EVENING IN CAMP
CHAPTER X
"SONS OF LIONS" AND OTHER TRUE BELIEVERS
Falstaff—"Four rogues in buckram let drive at me."
King Henry IV., Act II. Scene 4.
By the time Salam had roused me from a dream in which I was being torn limb from limb in a Roman amphitheatre, whose terraced seats held countless Moors all hugely enjoying my dismemberment, I realised that a night in that guest-house would be impossible. The place was already over-populated.

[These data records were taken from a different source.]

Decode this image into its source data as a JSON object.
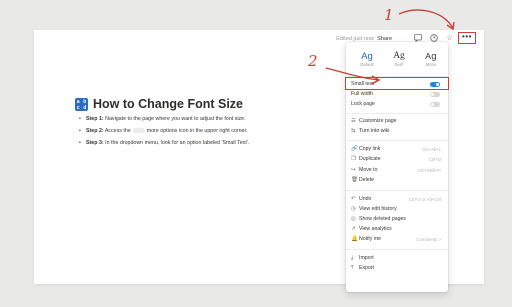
{
  "topbar": {
    "edited": "Edited just now",
    "share": "Share",
    "more": "•••",
    "icons": [
      "comment-icon",
      "history-icon",
      "star-icon"
    ]
  },
  "page": {
    "title": "How to Change Font Size",
    "icon_text": [
      "a",
      "b",
      "c",
      "d"
    ],
    "steps": [
      {
        "label": "Step 1:",
        "text": " Navigate to the page where you want to adjust the font size."
      },
      {
        "label": "Step 2:",
        "text_before": " Access the ",
        "text_after": " more options icon in the upper right corner."
      },
      {
        "label": "Step 3:",
        "text": " In the dropdown menu, look for an option labeled 'Small Text'."
      }
    ]
  },
  "menu": {
    "fonts": [
      {
        "sample": "Ag",
        "label": "Default"
      },
      {
        "sample": "Ag",
        "label": "Serif"
      },
      {
        "sample": "Ag",
        "label": "Mono"
      }
    ],
    "toggles": [
      {
        "label": "Small text",
        "on": true
      },
      {
        "label": "Full width",
        "on": false
      },
      {
        "label": "Lock page",
        "on": false
      }
    ],
    "group2": [
      {
        "icon": "customize-icon",
        "glyph": "☰",
        "label": "Customize page"
      },
      {
        "icon": "turn-into-icon",
        "glyph": "⇆",
        "label": "Turn into wiki"
      }
    ],
    "group3": [
      {
        "icon": "link-icon",
        "glyph": "🔗",
        "label": "Copy link",
        "shortcut": "Ctrl+Alt+L"
      },
      {
        "icon": "duplicate-icon",
        "glyph": "❐",
        "label": "Duplicate",
        "shortcut": "Ctrl+D"
      },
      {
        "icon": "move-icon",
        "glyph": "↪",
        "label": "Move to",
        "shortcut": "Ctrl+Shift+P"
      },
      {
        "icon": "trash-icon",
        "glyph": "🗑",
        "label": "Delete",
        "shortcut": ""
      }
    ],
    "group4": [
      {
        "icon": "undo-icon",
        "glyph": "↶",
        "label": "Undo",
        "shortcut": "Ctrl+Z or Alt+Ctrl"
      },
      {
        "icon": "history-icon",
        "glyph": "◷",
        "label": "View edit history",
        "shortcut": ""
      },
      {
        "icon": "deleted-pages-icon",
        "glyph": "◎",
        "label": "Show deleted pages",
        "shortcut": ""
      },
      {
        "icon": "analytics-icon",
        "glyph": "↗",
        "label": "View analytics",
        "shortcut": ""
      },
      {
        "icon": "bell-icon",
        "glyph": "🔔",
        "label": "Notify me",
        "shortcut": "Comments >"
      }
    ],
    "group5": [
      {
        "icon": "import-icon",
        "glyph": "⤓",
        "label": "Import"
      },
      {
        "icon": "export-icon",
        "glyph": "⤒",
        "label": "Export"
      }
    ]
  },
  "annotations": {
    "one": "1",
    "two": "2"
  },
  "colors": {
    "annotation_red": "#d23b36",
    "toggle_on": "#2383e2",
    "title_icon": "#2d6bc6"
  }
}
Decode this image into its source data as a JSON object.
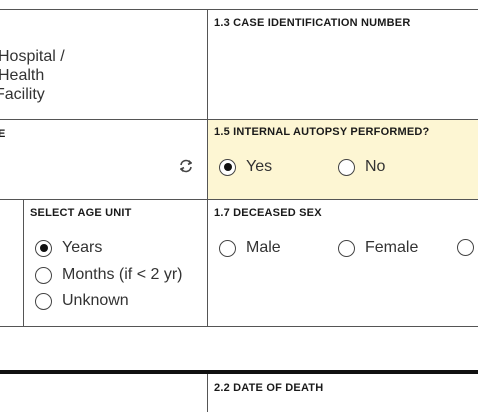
{
  "row1": {
    "left_text_lines": [
      "Hospital /",
      "Health",
      "Facility"
    ],
    "right_label": "1.3 CASE IDENTIFICATION NUMBER",
    "case_id_value": ""
  },
  "row2": {
    "left_label_fragment": "E",
    "refresh_icon": "refresh-icon",
    "autopsy_label": "1.5 INTERNAL AUTOPSY PERFORMED?",
    "autopsy_options": [
      {
        "label": "Yes",
        "checked": true
      },
      {
        "label": "No",
        "checked": false
      }
    ],
    "highlight_color": "#fdf6d3"
  },
  "row3": {
    "age_unit_label": "SELECT AGE UNIT",
    "age_unit_options": [
      {
        "label": "Years",
        "checked": true
      },
      {
        "label": "Months (if < 2 yr)",
        "checked": false
      },
      {
        "label": "Unknown",
        "checked": false
      }
    ],
    "sex_label": "1.7 DECEASED SEX",
    "sex_options": [
      {
        "label": "Male",
        "checked": false
      },
      {
        "label": "Female",
        "checked": false
      },
      {
        "label": "",
        "checked": false
      }
    ]
  },
  "row4": {
    "date_of_death_label": "2.2 DATE OF DEATH"
  }
}
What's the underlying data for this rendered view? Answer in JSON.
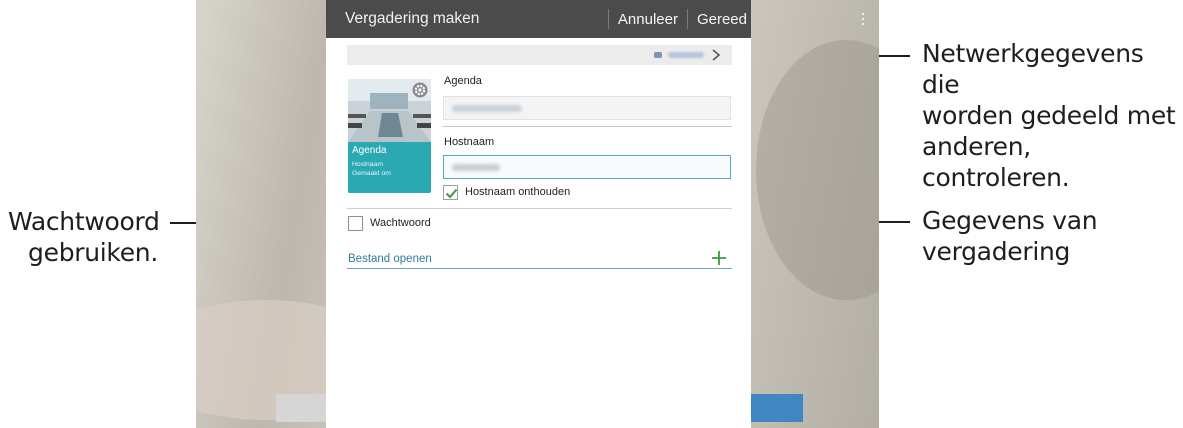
{
  "dialog": {
    "title": "Vergadering maken",
    "cancel_label": "Annuleer",
    "done_label": "Gereed"
  },
  "thumbnail": {
    "title": "Agenda",
    "line1": "Hostnaam",
    "line2": "Gemaakt om"
  },
  "form": {
    "agenda_label": "Agenda",
    "hostname_label": "Hostnaam",
    "remember_label": "Hostnaam onthouden",
    "remember_checked": true,
    "password_label": "Wachtwoord",
    "password_checked": false,
    "open_file_label": "Bestand openen"
  },
  "callouts": {
    "network_line1": "Netwerkgegevens die",
    "network_line2": "worden gedeeld met",
    "network_line3": "anderen, controleren.",
    "meeting_line1": "Gegevens van",
    "meeting_line2": "vergadering",
    "password_line1": "Wachtwoord",
    "password_line2": "gebruiken."
  },
  "colors": {
    "titlebar": "#4b4b4b",
    "accent": "#2aa9b2",
    "link": "#2e7d9e",
    "check": "#3d9b3d"
  },
  "icons": {
    "gear": "gear-icon",
    "chevron": "chevron-right-icon",
    "plus": "plus-icon",
    "more": "more-vert-icon"
  }
}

A brief meal was taken in the open, and we sat with our feet thrust to the edge of the nearest charcoal fire, for the night was cold. Our animals, tethered and watered, stood anxiously waiting for the barley the chief muleteer had gone to buy. Supper over, I sat on a chair in the open, and disposed myself for sleep as well as the conditions permitted. Round me, on the bare ground, the men and the boy from the Sus lay wrapped in their haiks—the dead could not have slept more soundly than they. The two fires were glimmering very faintly now, M'Barak was stretching a blanket for himself, while Salam collected the tin plates and dishes, his last task before retiring. Somewhere in the far outer darkness I heard the wail of a hyæna, and a light cold breeze sighed over the plain. Half asleep and half awake I saw the village headman approaching from out the darkness; a big bag of barley was on his shoulder, and he was followed closely by the muleteer. They came into the little circle of the fast falling light; I was nodding drowsily toward unconsciousness, and wondering, with a vague resentment that exhausted all my remaining capacity to think, why the headman should be speaking so loudly. Suddenly, I saw the muleteer go to earth as if he had been pole-axed, and in that instant I was wide awake and on my feet. So was Salam.